The researchers measured their taste sensitivity for 16 weeks, using taste strips with 4 concentrations of sweet, salty, and bitter tastes. Brain responses to a sweet solution dripping onto the tongue before and after a meal were measured with functional MRI. Small tissue samples were also taken from the women’s tongues.

Those on semaglutide, compared to those on placebo, had improvements in taste sensitivity and in the renewal of taste buds on the tongue. In response to the stimuli of sweet taste, those on semaglutide also had increased activity in a brain area that provides feedback about reward, which may be reduced in people with obesity. The shift in feeling reward instead of feeling neutral toward taste could be important to weight control. 

Sever predicted her findings would ring true with obesity doctors as well as patients on the GLP-1 medications. But in an email interview, she said, “At this point, we cannot generalize that those taking semaglutide may now perceive sweets in the same way as people who are not obese, and so do not crave sweets [and other calorie-dense foods].”

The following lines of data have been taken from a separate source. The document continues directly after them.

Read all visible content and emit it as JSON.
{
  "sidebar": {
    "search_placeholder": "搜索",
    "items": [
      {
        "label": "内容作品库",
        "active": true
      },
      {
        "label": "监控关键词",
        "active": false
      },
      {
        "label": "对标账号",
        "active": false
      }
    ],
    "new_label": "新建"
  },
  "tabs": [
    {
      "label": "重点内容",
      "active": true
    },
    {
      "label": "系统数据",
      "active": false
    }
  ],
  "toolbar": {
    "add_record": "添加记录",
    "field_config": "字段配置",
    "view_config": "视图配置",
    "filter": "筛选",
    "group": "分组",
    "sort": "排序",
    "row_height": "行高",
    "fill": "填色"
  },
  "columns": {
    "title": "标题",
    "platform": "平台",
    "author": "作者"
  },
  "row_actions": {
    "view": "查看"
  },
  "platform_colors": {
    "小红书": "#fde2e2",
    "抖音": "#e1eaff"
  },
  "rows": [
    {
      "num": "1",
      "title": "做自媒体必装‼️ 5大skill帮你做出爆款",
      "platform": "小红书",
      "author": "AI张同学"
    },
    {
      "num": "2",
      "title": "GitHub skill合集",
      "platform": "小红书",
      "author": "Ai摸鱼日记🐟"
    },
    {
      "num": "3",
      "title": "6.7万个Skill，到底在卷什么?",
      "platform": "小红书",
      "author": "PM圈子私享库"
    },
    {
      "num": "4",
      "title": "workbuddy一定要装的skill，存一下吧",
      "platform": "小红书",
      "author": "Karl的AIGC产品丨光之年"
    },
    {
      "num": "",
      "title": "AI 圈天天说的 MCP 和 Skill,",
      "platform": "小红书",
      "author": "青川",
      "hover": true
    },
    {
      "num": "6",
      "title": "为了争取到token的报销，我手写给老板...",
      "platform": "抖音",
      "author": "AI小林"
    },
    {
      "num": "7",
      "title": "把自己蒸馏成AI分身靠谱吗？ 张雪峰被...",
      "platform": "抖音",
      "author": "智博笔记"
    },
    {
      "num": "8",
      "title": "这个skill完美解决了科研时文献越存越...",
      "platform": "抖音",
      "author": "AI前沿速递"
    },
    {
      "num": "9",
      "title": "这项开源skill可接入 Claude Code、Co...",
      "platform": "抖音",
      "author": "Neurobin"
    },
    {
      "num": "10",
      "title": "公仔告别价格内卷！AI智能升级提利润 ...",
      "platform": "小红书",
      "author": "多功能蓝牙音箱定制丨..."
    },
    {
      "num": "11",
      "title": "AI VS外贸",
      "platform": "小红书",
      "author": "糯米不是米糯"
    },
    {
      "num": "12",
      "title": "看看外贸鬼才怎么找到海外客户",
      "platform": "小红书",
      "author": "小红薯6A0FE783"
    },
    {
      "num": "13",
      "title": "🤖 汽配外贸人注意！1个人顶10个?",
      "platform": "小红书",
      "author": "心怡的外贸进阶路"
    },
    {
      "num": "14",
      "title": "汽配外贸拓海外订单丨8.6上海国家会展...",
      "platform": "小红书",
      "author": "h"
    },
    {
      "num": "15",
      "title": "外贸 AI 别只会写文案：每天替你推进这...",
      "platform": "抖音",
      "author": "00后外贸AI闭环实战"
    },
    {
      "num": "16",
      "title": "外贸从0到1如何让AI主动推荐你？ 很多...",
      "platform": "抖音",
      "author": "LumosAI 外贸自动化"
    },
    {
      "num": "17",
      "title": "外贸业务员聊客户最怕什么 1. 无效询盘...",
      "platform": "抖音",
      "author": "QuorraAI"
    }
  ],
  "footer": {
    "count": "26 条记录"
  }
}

While the effects on taste were clinically detectable in her study, it is unknown if it is “clinically meaningful,” as they didn’t assess the effect on food preferences or diet changes. 

Perspective: In Real Life

The new research findings do reflect what she hears from some of her patients on the GLP-1 medications, said Megan Melo, MD, a family and obesity medicine doctor at Phinney Primary Care and Wellness in Seattle. They tell her they have less interest in sweets as well as salty or junk foods. “They want to eat vegetables and fresh food instead.”

So far, there hasn't been enough research on this part of obesity, she said, which she calls an “over desire for foods, especially highly processed foods that hit the ‘bliss point.’ When people [taking the GLP-1 drugs] no longer have the cravings and chatter, not only does their eating change, but it also frees up so much brain energy.